Video: Skydweller persistent drone makes first autonomous flight


Skydweller Aero has made the first successful autonomous test flight of its persistent solar-powered drone, the aircraft formerly known as the record-breaking Solar Impulse 2.

Solar Impulse 2 achieved the world record for the longest non-stop solo flight in 2015 piloted by André Borschberg in 2015. The flight is also the longest continuous renewably-powered flight program in history,

Spanish-American company Skydweller bought Solar Impulse 2 in 2019 to convert it into an unmanned drone capable of staying aloft for months at a time for applications in the commercial and defense markets with heavy payloads.

After modifying the aircraft, Solar Impulse 2 flew as Skydweller for the first time in November 2020. This latest flight in Spain used a proprietary fly-by-wire (FBW) actuation control system SkyDweller has developed to enable autonomous operations.

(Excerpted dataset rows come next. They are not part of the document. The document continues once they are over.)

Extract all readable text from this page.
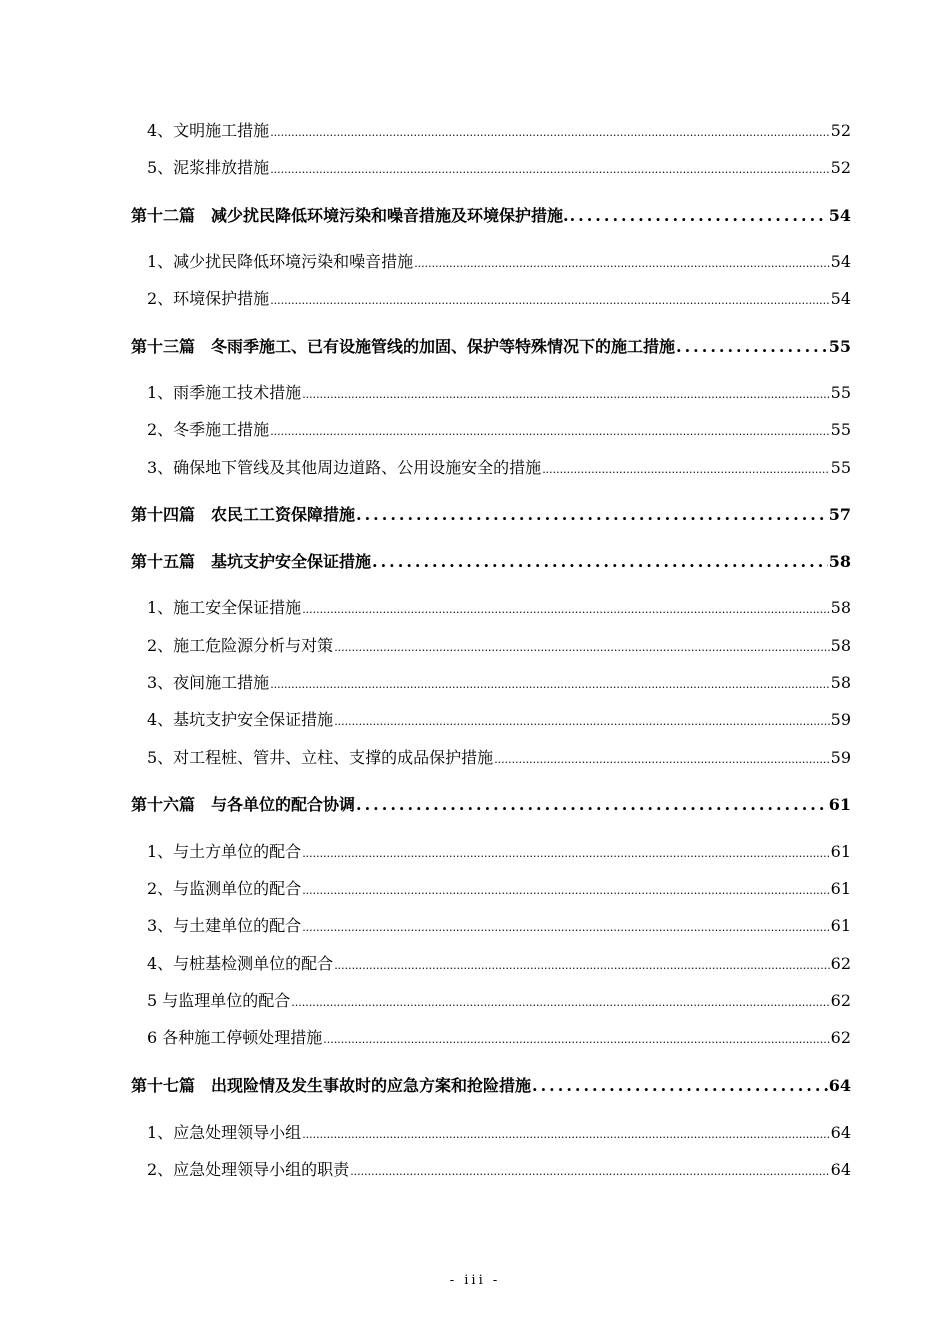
4、文明施工措施 .....	52
5、泥浆排放措施 .....	52
第十二篇 减少扰民降低环境污染和噪音措施及环境保护措施. .....	54
1、减少扰民降低环境污染和噪音措施 .....	54
2、环境保护措施 .....	54
第十三篇 冬雨季施工、已有设施管线的加固、保护等特殊情况下的施工措施 .....	55
1、雨季施工技术措施 .....	55
2、冬季施工措施 .....	55
3、确保地下管线及其他周边道路、公用设施安全的措施 .....	55
第十四篇 农民工工资保障措施 .....	57
第十五篇 基坑支护安全保证措施 .....	58
1、施工安全保证措施 .....	58
2、施工危险源分析与对策 .....	58
3、夜间施工措施 .....	58
4、基坑支护安全保证措施 .....	59
5、对工程桩、管井、立柱、支撑的成品保护措施 .....	59
第十六篇 与各单位的配合协调 .....	61
1、与土方单位的配合 .....	61
2、与监测单位的配合 .....	61
3、与土建单位的配合 .....	61
4、与桩基检测单位的配合 .....	62
5 与监理单位的配合 .....	62
6 各种施工停顿处理措施 .....	62
第十七篇 出现险情及发生事故时的应急方案和抢险措施 .....	64
1、应急处理领导小组 .....	64
2、应急处理领导小组的职责 .....	64
- iii -
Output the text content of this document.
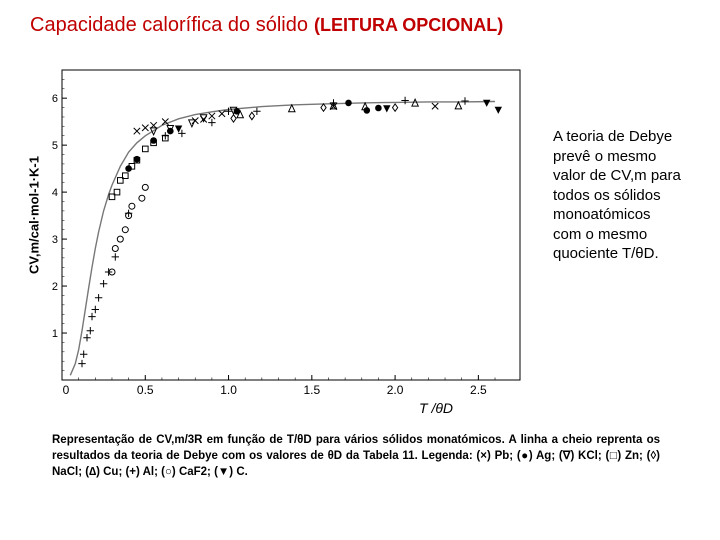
Capacidade calorífica do sólido (LEITURA OPCIONAL)
CV,m/cal·mol-1·K-1
0.5	1.0	1.5	2.0	2.5
0
1
2
3
4
5
6
T /θD
A teoria de Debye prevê o mesmo valor de CV,m para todos os sólidos monoatómicos com o mesmo quociente T/θD.
Representação de CV,m/3R em função de T/θD para vários sólidos monatómicos. A linha a cheio reprenta os resultados da teoria de Debye com os valores de θD da Tabela 11. Legenda: (×) Pb; (●) Ag; (∇) KCl; (□) Zn; (◊) NaCl; (∆) Cu; (+) Al; (○) CaF2; (▼) C.
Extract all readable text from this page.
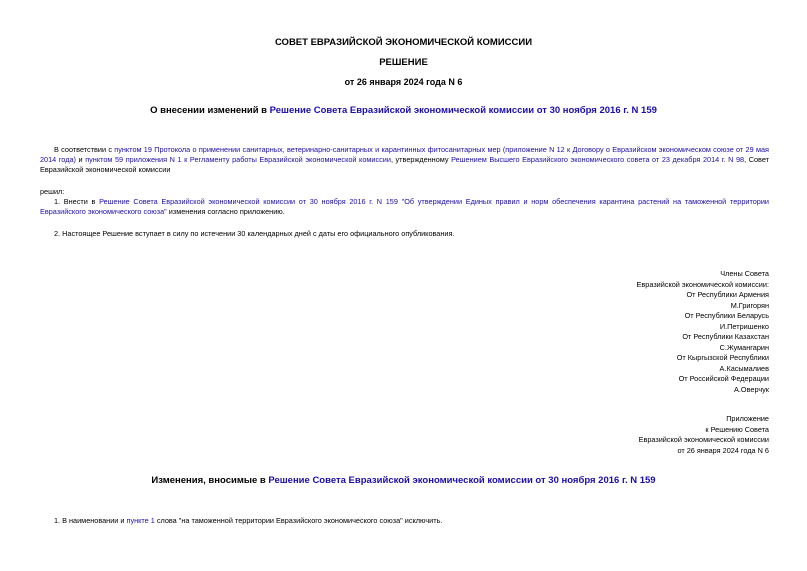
СОВЕТ ЕВРАЗИЙСКОЙ ЭКОНОМИЧЕСКОЙ КОМИССИИ
РЕШЕНИЕ
от 26 января 2024 года N 6
О внесении изменений в Решение Совета Евразийской экономической комиссии от 30 ноября 2016 г. N 159

В соответствии с пунктом 19 Протокола о применении санитарных, ветеринарно-санитарных и карантинных фитосанитарных мер (приложение N 12 к Договору о Евразийском экономическом союзе от 29 мая 2014 года) и пунктом 59 приложения N 1 к Регламенту работы Евразийской экономической комиссии, утвержденному Решением Высшего Евразийского экономического совета от 23 декабря 2014 г. N 98, Совет Евразийской экономической комиссии

решил:

1. Внести в Решение Совета Евразийской экономической комиссии от 30 ноября 2016 г. N 159 "Об утверждении Единых правил и норм обеспечения карантина растений на таможенной территории Евразийского экономического союза" изменения согласно приложению.

2. Настоящее Решение вступает в силу по истечении 30 календарных дней с даты его официального опубликования.

Члены Совета
Евразийской экономической комиссии:
От Республики Армения
М.Григорян
От Республики Беларусь
И.Петришенко
От Республики Казахстан
С.Жумангарин
От Кыргызской Республики
А.Касымалиев
От Российской Федерации
А.Оверчук
Приложение
к Решению Совета
Евразийской экономической комиссии
от 26 января 2024 года N 6
Изменения, вносимые в Решение Совета Евразийской экономической комиссии от 30 ноября 2016 г. N 159

1. В наименовании и пункте 1 слова "на таможенной территории Евразийского экономического союза" исключить.
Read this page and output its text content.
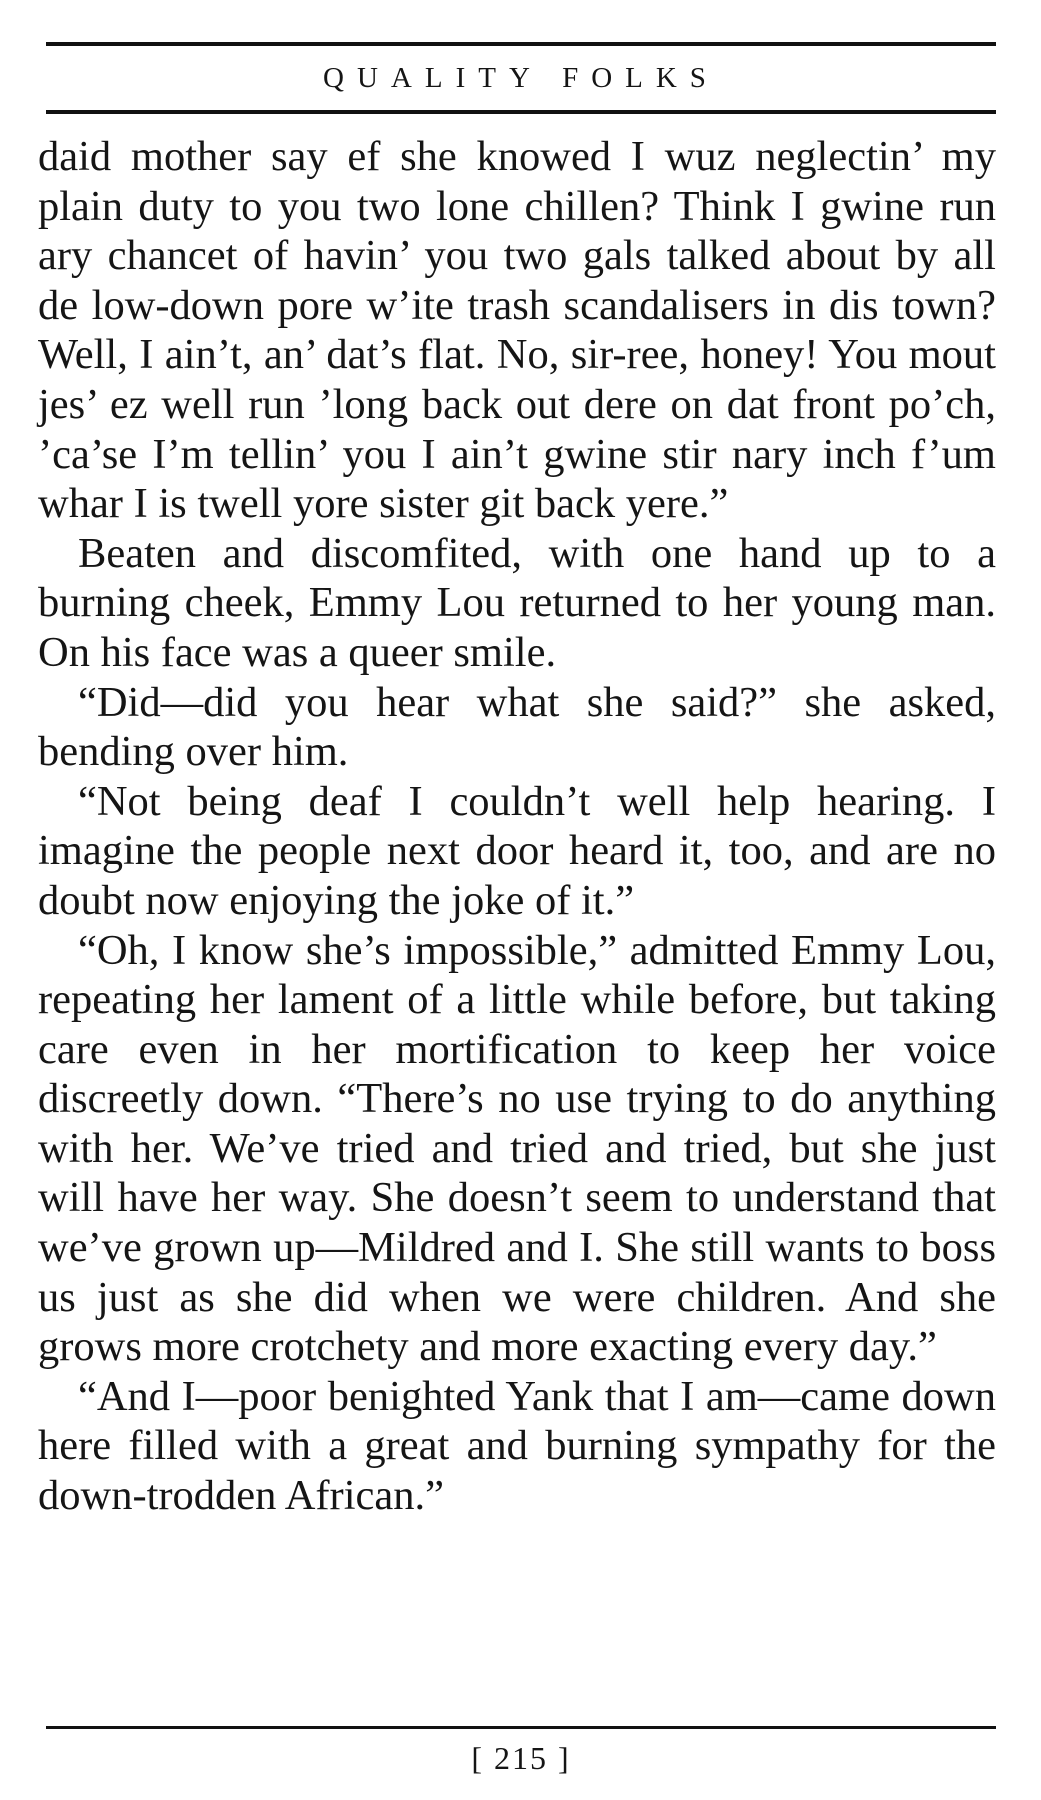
QUALITY FOLKS

daid mother say ef she knowed I wuz neglectin’ my plain duty to you two lone chillen? Think I gwine run ary chancet of havin’ you two gals talked about by all de low-down pore w’ite trash scandalisers in dis town? Well, I ain’t, an’ dat’s flat. No, sir-ree, honey! You mout jes’ ez well run ’long back out dere on dat front po’ch, ’ca’se I’m tellin’ you I ain’t gwine stir nary inch f’um whar I is twell yore sister git back yere.”

Beaten and discomfited, with one hand up to a burning cheek, Emmy Lou returned to her young man. On his face was a queer smile.

“Did—did you hear what she said?” she asked, bending over him.

“Not being deaf I couldn’t well help hearing. I imagine the people next door heard it, too, and are no doubt now enjoying the joke of it.”

“Oh, I know she’s impossible,” admitted Emmy Lou, repeating her lament of a little while before, but taking care even in her mortification to keep her voice discreetly down. “There’s no use trying to do anything with her. We’ve tried and tried and tried, but she just will have her way. She doesn’t seem to understand that we’ve grown up—Mildred and I. She still wants to boss us just as she did when we were children. And she grows more crotchety and more exacting every day.”

“And I—poor benighted Yank that I am—came down here filled with a great and burning sympathy for the down-trodden African.”

[ 215 ]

Skydweller’s test pilot passively rode along on-board to validate the successful transformation from mechanical to human-rated FBW actuation and the successful integration of full authority autonomous control capability.

This series of flight tests conclude the initial validation of the aircraft’s mechanical transformation from a piloted vehicle to a redundant FBW system flown from take-off to landing without any pilot input.

The system demonstrates the basis and airworthiness approval for the high-reliability redundant flight control architecture, significantly decreasing remaining technical risk and accelerating Skydweller’s time-to-market.

The test flight met a number of criteria for safety-critical operations by the Spanish Civil Airworthiness Authority (AESA).

Robert Miller, Skydweller Aero’s CEO said, “Our approach and speed of execution is based on our team’s collective experience designing and developing advanced autonomous platforms. These significant technical accomplishments propel us toward our ultimate goal of perpetual flight.

“Given the proven history of the airframe and this validation of our successful transformation from a piloted aircraft to an autonomous platform, Skydweller is prepared to demonstrate the aircraft’s operational utility.”

Skydweller is also developing an autonomous Vehicle Management System (VMS)  to manage payload capacity and available power. The aircraft will have multiple levels of redundancy to enable multi-month missions.

The drone will have a flexible payload system so it can carry equipment to fulfilll functions such as 4G/5G cellular, day/night full motion video, satellite communications and imaging radar. Skydweller is aimed at applications in telecommunications, geospatial, meteorological, and emergency operation markets.

Skydweller said it is now working to mature technology for payload demonstrations and the company’s first fully autonomous and unmanned flight.

Skydweller Aero has offices in Oklahoma City, USA and Madrid, Spain.